UN: Reintegrating Ex-fighters First Challenge in Colombia
The most urgent challenge in Colombia following the handover of the last weapons by leftist rebels is to reintegrate the 10,000 former combatants into society, a process that will be difficult, the U.N. special representative in the South American nation said Friday.
Jean Arnault told the U.N. Security Council that members of the Revolutionary Armed Forces of Colombia have “a deep sense of uncertainty” about their physical security following their disarmament and their economic future.
The ceremony Tuesday at which U.N. observers padlocked the last containers of FARC weapons put Colombia one step closer to turning a page on Latin America’s longest-running conflict, which caused at least 250,000 deaths, left 60,000 people missing and displaced more than 7 million.

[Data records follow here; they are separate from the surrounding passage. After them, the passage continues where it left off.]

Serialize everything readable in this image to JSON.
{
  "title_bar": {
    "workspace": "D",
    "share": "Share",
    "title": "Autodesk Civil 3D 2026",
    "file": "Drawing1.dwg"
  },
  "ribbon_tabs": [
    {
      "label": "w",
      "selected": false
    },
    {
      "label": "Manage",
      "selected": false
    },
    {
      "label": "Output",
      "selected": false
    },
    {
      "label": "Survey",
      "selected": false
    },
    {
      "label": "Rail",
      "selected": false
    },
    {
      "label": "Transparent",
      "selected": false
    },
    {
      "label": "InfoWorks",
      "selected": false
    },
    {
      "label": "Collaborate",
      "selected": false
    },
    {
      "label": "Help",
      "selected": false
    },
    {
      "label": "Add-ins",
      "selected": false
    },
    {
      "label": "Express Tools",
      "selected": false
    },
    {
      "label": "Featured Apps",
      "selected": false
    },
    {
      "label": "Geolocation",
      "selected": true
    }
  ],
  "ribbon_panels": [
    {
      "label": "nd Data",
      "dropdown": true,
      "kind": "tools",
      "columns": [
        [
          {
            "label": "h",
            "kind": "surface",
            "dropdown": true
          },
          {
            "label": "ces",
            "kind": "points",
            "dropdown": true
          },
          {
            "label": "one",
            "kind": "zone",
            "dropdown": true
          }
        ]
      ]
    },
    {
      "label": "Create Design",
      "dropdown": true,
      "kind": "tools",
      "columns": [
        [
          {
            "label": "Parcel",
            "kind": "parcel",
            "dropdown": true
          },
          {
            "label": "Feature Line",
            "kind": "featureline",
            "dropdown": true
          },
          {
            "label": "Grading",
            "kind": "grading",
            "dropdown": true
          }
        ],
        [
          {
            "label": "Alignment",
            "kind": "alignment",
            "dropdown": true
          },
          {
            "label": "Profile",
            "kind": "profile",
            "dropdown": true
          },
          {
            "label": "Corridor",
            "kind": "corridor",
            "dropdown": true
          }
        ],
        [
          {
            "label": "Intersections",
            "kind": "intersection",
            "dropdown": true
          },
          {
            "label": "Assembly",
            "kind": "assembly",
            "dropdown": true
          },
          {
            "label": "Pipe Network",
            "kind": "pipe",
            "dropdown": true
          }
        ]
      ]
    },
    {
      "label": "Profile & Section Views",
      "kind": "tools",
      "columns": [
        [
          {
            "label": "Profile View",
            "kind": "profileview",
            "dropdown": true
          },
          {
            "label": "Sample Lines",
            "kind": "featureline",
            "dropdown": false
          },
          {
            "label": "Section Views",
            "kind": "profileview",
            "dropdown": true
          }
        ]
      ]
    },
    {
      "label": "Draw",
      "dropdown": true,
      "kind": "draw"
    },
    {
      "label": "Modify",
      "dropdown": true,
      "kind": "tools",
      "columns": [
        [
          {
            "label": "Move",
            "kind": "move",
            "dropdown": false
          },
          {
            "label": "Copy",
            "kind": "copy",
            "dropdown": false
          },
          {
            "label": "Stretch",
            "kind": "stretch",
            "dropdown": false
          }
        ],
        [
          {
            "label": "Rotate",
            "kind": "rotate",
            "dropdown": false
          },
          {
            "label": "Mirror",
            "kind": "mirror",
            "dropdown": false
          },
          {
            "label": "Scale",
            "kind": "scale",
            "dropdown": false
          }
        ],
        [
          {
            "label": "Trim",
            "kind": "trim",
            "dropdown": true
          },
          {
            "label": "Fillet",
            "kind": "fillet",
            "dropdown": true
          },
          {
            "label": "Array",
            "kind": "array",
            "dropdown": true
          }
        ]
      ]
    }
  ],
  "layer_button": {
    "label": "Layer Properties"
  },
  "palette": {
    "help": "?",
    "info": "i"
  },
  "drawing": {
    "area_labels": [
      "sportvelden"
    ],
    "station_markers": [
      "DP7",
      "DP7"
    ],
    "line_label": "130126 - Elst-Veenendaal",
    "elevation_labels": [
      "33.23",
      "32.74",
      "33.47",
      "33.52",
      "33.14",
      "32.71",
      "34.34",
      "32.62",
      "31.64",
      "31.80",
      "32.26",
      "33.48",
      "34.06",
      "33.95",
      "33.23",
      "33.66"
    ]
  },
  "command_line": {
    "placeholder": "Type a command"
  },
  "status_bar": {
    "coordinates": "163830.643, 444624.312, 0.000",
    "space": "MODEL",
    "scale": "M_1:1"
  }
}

After years of thorny negotiations, the rebels reached an agreement with the government last year to transition into a political party. In January 2016, before the agreement, the Colombian government and FARC rebels jointly asked the United Nations to monitor any cease-fire and disarmament process, a rare request to the U.N. for help, which it accepted.
Reintegration is next step
Colombian President Juan Manuel Santos asked the U.N. earlier this month to establish a new mission focused on reintegration of the former guerrillas and “wider security guarantees.”
The Security Council said in a press statement Friday that it will work “towards a positive response” to Santos’ request “over the coming days.”
Council members welcomed the FARC’s laydown of arms “as a vital step forward” and urged the parties and all Colombians to join efforts to support the implementation of the peace agreement.
Arnault said Secretary-General Antonio Guterres has stressed that reintegration is a “daunting endeavor,” particularly in light of entrenched illegal economies, the spread of armed groups including organized crime and FARC dissidents, and “a pattern of violence against social leaders.”
The reintegration of combatants is “the first and most urgent challenge,” but the peace process “must also respond to the needs and expectations of the more vulnerable sectors of Colombian society,” Arnault said.
He said the U.N. agrees with Colombia’s government that the focus must be on deploying security forces to protect communities most affected by the war and establish the rule of law, bringing goods and services to rural areas long outside its reach, and delivering on the promise of justice for victims of the conflict.
As for the U.N., Arnault said that with the handover of the rebel fighters’ last individual arms, the U.N. mission and the FARC, with support from Colombia’s armed forces and police, can now devote their full attention to disposing of hundreds of arms caches, collecting the weapons in them, and destroying explosives and unstable armaments.
“So far 81 arms caches were visited and a large amount of explosives was destroyed,” Arnault said. “Planning is currently ongoing with FARC and the government to extract another 380 in the coming weeks, with more to follow.”
He said the U.N. “is confident that if not all, at least a high percentage of the caches can be dealt with by Sept. 1, the date at which the mission’s verification of the caches will end, and responsibility will switch to the government.”
Colombia’s U.N. ambassador, Maria Mejia Velez, told the council that the final handover of weapons “opened a new phase moving into the future.”
She said the government is fast-tracking new laws and adopting many decrees to promote economic and social development of the areas affected by the conflict and social and the economic reintegration of the FARC rebels.